Here’s what China wants from its next space station
At 11:23 a.m. local time Thursday at Wenchang, Hainan Island, China launched Tianhe-1, the first module of a new orbital space station. It’s scheduled to be operational by the end of 2022. The launch, which went flawlessly, sets China up for a very busy next two years as it seeks to build upon the decade’s successes and follow through with one of its most ambitious space projects yet.
Although this project was conceived and approved back in early 1992, it’s finally coming together at a time when the future of humans in low Earth orbit is up for grabs. The International Space Station is heading into its final years. Russia may actually be leaving the ISS early to build its own independent space station. And companies like Axiom Space and Sierra Nevada Corporation are aggressively pursuing plans for commercial stations as potential successors.
“A space station is a space station,” says Namrata Goswami, a space policy and geopolitics expert and coauthor of Scramble for the Skies. It’s a clear demonstration that China is technologically capable of sending people to space for significant periods of time. “The geopolitical benefits of hosting experiments and foreign astronauts are the same as it is with the ISS, but with China now as the lead actor,” she says.
The Tianhe-1 module that launched this week is the core of what is supposed to be a three-part space station. On the surface, it seems to pale in comparison to the 22-year-old ISS. The ISS is a football-field-size behemoth weighing about 420 metric tons, while the much smaller T-shaped Chinese Space Station (CSS) will be a mere 80 to 100 tons, closer to the size and mass of Russia’s former Mir station. The Tianhe-1 module is just 22 tons and 16.6 meters long. And after 12 missions this year and next to put the whole thing together, the completed station will still be roughly half the length of the ISS.
China seems fine with that. “We did not intend to compete with the ISS in terms of scale,” Gu Yidong, chief scientist of China’s human exploration program, told Scientific American.
And it doesn’t mean the station won’t boast some useful space capabilities. Tianhe will be the primary living quarters for any astronauts on board, and the next two segments, Wentian and Mengtian, will support an array of scientific experiments taking advantage of the station’s microgravity. They may investigate the study of fluid dynamics and phase changes, for example, or the growth and evolution of organisms.
There will be 14 refrigerator-sized experiment racks inside the station, and another 50 docking points for experiments that can be mounted outside to expose materials to the vacuum of space. China has already reached out to international partners to solicit experiments. Five docking ports and a host of robotic arms will ensure safe visits from other spacecraft and set up the possibility of expanding the station itself.
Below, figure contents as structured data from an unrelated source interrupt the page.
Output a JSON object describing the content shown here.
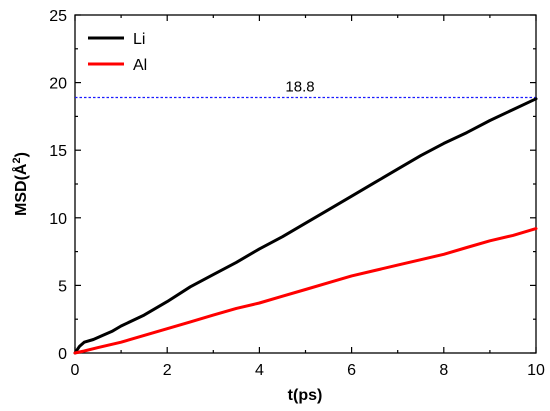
{
  "chart_data": {
    "type": "line",
    "xlabel": "t(ps)",
    "ylabel_main": "MSD(",
    "ylabel_unit": "Å",
    "ylabel_sup": "2",
    "ylabel_close": ")",
    "xlim": [
      0,
      10
    ],
    "ylim": [
      0,
      25
    ],
    "xticks": [
      "0",
      "2",
      "4",
      "6",
      "8",
      "10"
    ],
    "yticks": [
      "0",
      "5",
      "10",
      "15",
      "20",
      "25"
    ],
    "legend_position": "top-left",
    "grid": false,
    "series": [
      {
        "name": "Li",
        "color": "#000000",
        "x": [
          0,
          0.1,
          0.2,
          0.4,
          0.6,
          0.8,
          1.0,
          1.5,
          2.0,
          2.5,
          3.0,
          3.5,
          4.0,
          4.5,
          5.0,
          5.5,
          6.0,
          6.5,
          7.0,
          7.5,
          8.0,
          8.5,
          9.0,
          9.5,
          10.0
        ],
        "y": [
          0.0,
          0.5,
          0.8,
          1.0,
          1.3,
          1.6,
          2.0,
          2.8,
          3.8,
          4.9,
          5.8,
          6.7,
          7.7,
          8.6,
          9.6,
          10.6,
          11.6,
          12.6,
          13.6,
          14.6,
          15.5,
          16.3,
          17.2,
          18.0,
          18.8
        ]
      },
      {
        "name": "Al",
        "color": "#ff0000",
        "x": [
          0,
          0.2,
          0.5,
          1.0,
          1.5,
          2.0,
          2.5,
          3.0,
          3.5,
          4.0,
          4.5,
          5.0,
          5.5,
          6.0,
          6.5,
          7.0,
          7.5,
          8.0,
          8.5,
          9.0,
          9.5,
          10.0
        ],
        "y": [
          0.0,
          0.15,
          0.4,
          0.8,
          1.3,
          1.8,
          2.3,
          2.8,
          3.3,
          3.7,
          4.2,
          4.7,
          5.2,
          5.7,
          6.1,
          6.5,
          6.9,
          7.3,
          7.8,
          8.3,
          8.7,
          9.2
        ]
      }
    ],
    "reference_line": {
      "y": 18.9,
      "color": "#1a1aff",
      "label": "18.8"
    }
  }
}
Perhaps most exciting, the station will play an important role in helping China deploy and operate a brand-new space telescope, Xuntian, meant to rival NASA’s aging Hubble Space Telescope, with a field of view 300 times larger and a similar resolution. It will make observations in ultraviolet and visible light, running investigations related to dark matter and dark energy, cosmology, galactic evolution, and the detection of nearby objects. Scheduled to launch in 2024, Xuntian will be able to dock with the CSS for easy repairs and maintenance.
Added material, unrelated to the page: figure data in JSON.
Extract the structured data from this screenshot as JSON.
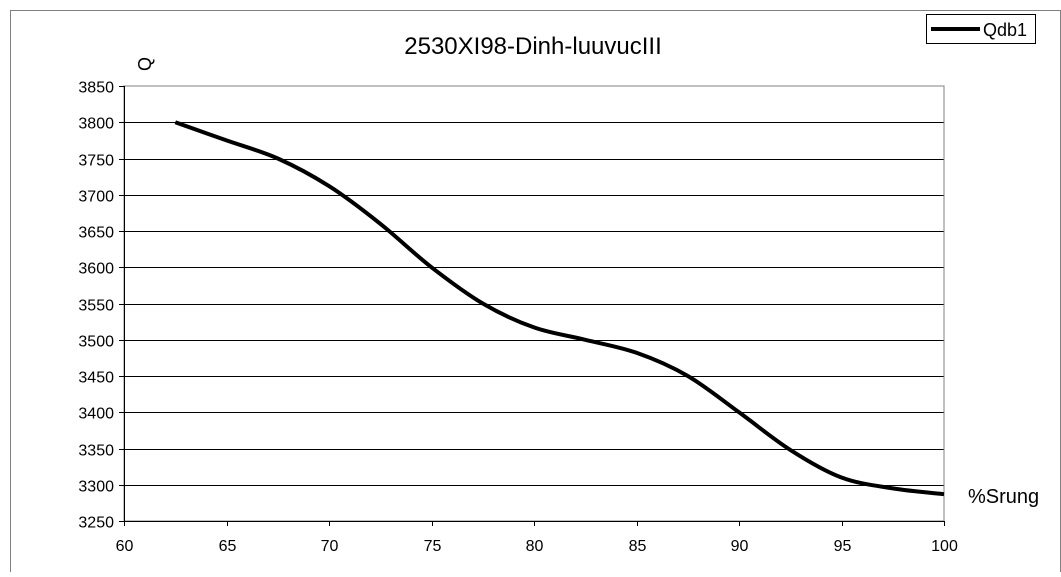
{
  "chart_data": {
    "type": "line",
    "title": "2530XI98-Dinh-luuvucIII",
    "xlabel": "%Srung",
    "ylabel": "Q",
    "xlim": [
      60,
      100
    ],
    "ylim": [
      3250,
      3850
    ],
    "xticks": [
      60,
      65,
      70,
      75,
      80,
      85,
      90,
      95,
      100
    ],
    "yticks": [
      3250,
      3300,
      3350,
      3400,
      3450,
      3500,
      3550,
      3600,
      3650,
      3700,
      3750,
      3800,
      3850
    ],
    "grid": "horizontal",
    "legend": "top-right",
    "series": [
      {
        "name": "Qdb1",
        "color": "#000000",
        "x": [
          62.5,
          65,
          67.5,
          70,
          72.5,
          75,
          77.5,
          80,
          82.5,
          85,
          87.5,
          90,
          92.5,
          95,
          97.5,
          100
        ],
        "y": [
          3800,
          3775,
          3750,
          3712,
          3660,
          3600,
          3550,
          3517,
          3500,
          3482,
          3450,
          3400,
          3348,
          3310,
          3295,
          3287
        ]
      }
    ]
  }
}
Furthermore, the station can act as a platform for testing technologies that will be critical for sustaining a long-term presence on the moon and Mars one day. These include habitation and life support systems, solar power, and shielding from radiation and micrometeorite impacts.
All this is neat, but as Cornell University’s Lincoln Hines points out, the station’s true goal seems to be prestige—to position China as part of an exclusive club of space powers that operate a permanent outpost in orbit, boosting nationalist support within its borders. “I’ve no doubt there are people in China’s scientific community that are genuinely excited about what they could do through the CSS,” says Hines. “But from the perspective of the central government to support this grand, ambitious project, it’s a really strong symbol that lets China tell its population, ‘We’re technologically powerful and can compete with the United States.’”
And it also puts China closer to competing with the US in “soft power.” The US is the primary funder of the ISS, an extraordinarily costly public good that benefits the rest of the world. It helps accomplish some interesting science and tech experiments, but the station’s biggest impact has arguably come from its status as a beacon of international cooperation.
We can expect the CSS to provide the same kind of diplomatic benefit for China by helping strengthen the country’s ties with other nations—especially at a time when the country is facing pretty fierce scrutiny for human rights abuses against Uyghurs, political dissidents, and activists in Hong Kong’s democracy movement.
“China’s effort is new and vibrant,” says Goswami, while the future of the ISS is murky. “It signals to the world that China is openly contesting the US for space leadership across the board, and that it is a capable partner.”
Even if these potential benefits are never realized, it may not make much of a difference to China. Unlike US public officials, the Chinese Communist Party doesn’t have to justify its expense sheet to its citizens.
“From my perspective, the Chinese government’s number one goal is its own survival,” says Hines. “And so these projects are very much aligned with those domestic interests, even if they don’t make a ton of sense in broader geopolitical considerations or have much in the way of scientific contributions.”